Родственники часто бывают совершенно сбиты с толку поведением своих близких. «Мама действительно считает, что она не парализована? — спросил один молодой человек. — Несомненно, должен быть какой-то уголок в ее разуме, который знает, что произошло. Или она совсем помешалась?»
Поэтому наш первый и наиболее очевидный вопрос звучит так: насколько сильно больной верит в собственные отрицания и конфабуляции? Может, это какая-то разновидность поверхностного фасада или даже попытка симуляции? В итоге я разработал простой эксперимент.

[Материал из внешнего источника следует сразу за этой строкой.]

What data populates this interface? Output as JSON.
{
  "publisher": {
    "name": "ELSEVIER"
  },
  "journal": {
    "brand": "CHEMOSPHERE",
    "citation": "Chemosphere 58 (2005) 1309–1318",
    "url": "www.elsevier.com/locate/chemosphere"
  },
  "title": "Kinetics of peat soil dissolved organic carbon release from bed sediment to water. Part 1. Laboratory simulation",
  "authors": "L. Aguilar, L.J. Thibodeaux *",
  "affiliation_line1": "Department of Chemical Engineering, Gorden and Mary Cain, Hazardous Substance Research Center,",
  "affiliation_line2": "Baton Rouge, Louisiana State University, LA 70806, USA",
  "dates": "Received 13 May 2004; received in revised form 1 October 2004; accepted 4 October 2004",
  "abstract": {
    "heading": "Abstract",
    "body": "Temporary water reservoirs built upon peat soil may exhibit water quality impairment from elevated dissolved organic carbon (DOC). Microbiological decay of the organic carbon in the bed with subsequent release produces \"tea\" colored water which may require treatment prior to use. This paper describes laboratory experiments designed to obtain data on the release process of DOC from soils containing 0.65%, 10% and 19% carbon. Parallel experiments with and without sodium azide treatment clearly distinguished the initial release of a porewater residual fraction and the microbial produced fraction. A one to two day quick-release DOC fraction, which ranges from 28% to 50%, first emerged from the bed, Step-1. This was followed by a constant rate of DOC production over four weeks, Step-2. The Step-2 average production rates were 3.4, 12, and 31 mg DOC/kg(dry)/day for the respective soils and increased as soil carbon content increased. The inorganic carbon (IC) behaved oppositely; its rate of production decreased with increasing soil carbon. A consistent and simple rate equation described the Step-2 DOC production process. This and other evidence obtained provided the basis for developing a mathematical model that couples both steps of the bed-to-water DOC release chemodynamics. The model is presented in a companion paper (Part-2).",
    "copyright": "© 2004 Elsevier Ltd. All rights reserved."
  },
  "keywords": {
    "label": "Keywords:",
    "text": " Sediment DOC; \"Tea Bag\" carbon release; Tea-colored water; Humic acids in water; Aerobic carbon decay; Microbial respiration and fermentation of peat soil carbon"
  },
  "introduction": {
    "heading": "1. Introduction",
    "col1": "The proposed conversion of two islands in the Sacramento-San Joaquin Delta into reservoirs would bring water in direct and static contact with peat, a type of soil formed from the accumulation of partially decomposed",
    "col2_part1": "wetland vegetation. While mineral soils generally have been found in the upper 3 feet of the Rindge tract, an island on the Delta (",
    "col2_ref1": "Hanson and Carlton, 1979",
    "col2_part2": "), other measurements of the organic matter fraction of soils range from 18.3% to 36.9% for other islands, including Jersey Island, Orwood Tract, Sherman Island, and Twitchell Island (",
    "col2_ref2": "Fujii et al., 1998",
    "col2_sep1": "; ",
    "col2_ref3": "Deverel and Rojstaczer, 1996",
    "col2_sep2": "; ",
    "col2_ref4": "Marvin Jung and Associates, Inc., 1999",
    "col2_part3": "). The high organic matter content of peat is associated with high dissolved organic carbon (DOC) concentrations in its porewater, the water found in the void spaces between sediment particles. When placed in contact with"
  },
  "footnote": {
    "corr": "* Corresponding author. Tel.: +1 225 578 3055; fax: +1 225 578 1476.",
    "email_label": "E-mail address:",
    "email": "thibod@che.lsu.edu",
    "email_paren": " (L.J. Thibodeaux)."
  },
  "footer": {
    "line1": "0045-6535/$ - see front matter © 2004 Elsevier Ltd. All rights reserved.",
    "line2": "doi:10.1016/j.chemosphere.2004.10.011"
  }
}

Вместо того чтобы требовать от пациента вербального ответа (можете ли вы коснуться моего носа левой рукой?), я решил «обмануть» его и попросить выполнить моторную задачу, требующую обеих рук. Как он отреагирует?
Чтобы это выяснить, я приготовил большой поднос и расставил на нем шесть пластиковых стаканчиков с водой. Если я попрошу вас взять такой поднос, вы просунете руки под каждую из сторон и легко поднимете его со стола. Но если одна рука у вас будет привязана за спиной, вы, естественно, потянетесь к середине подноса — центру тяжести. Именно так поступали и инсультники, которые были парализованы на одной стороне тела, но не страдали синдромом отрицания.
Когда я попробовал тот же эксперимент на пациентах с анозогнозией, они неизменно тянулись правой рукой к правой стороне подноса, в то время как левая часть оставалась без поддержки. Естественно, стаканы опрокидывались, но испытуемые часто приписывали это мимолетной неуклюжести, а не неспособности поднять левую сторону («Ой! Как неловко с моей стороны!»). Одна женщина вообще отрицала, что перевернула поднос. Когда я спросил, удалось ли ей поднять поднос, эта дама уверенно кивнула. «Конечно, я его подняла», — заявила она, не обращая ни малейшего внимания на мокрые коленки.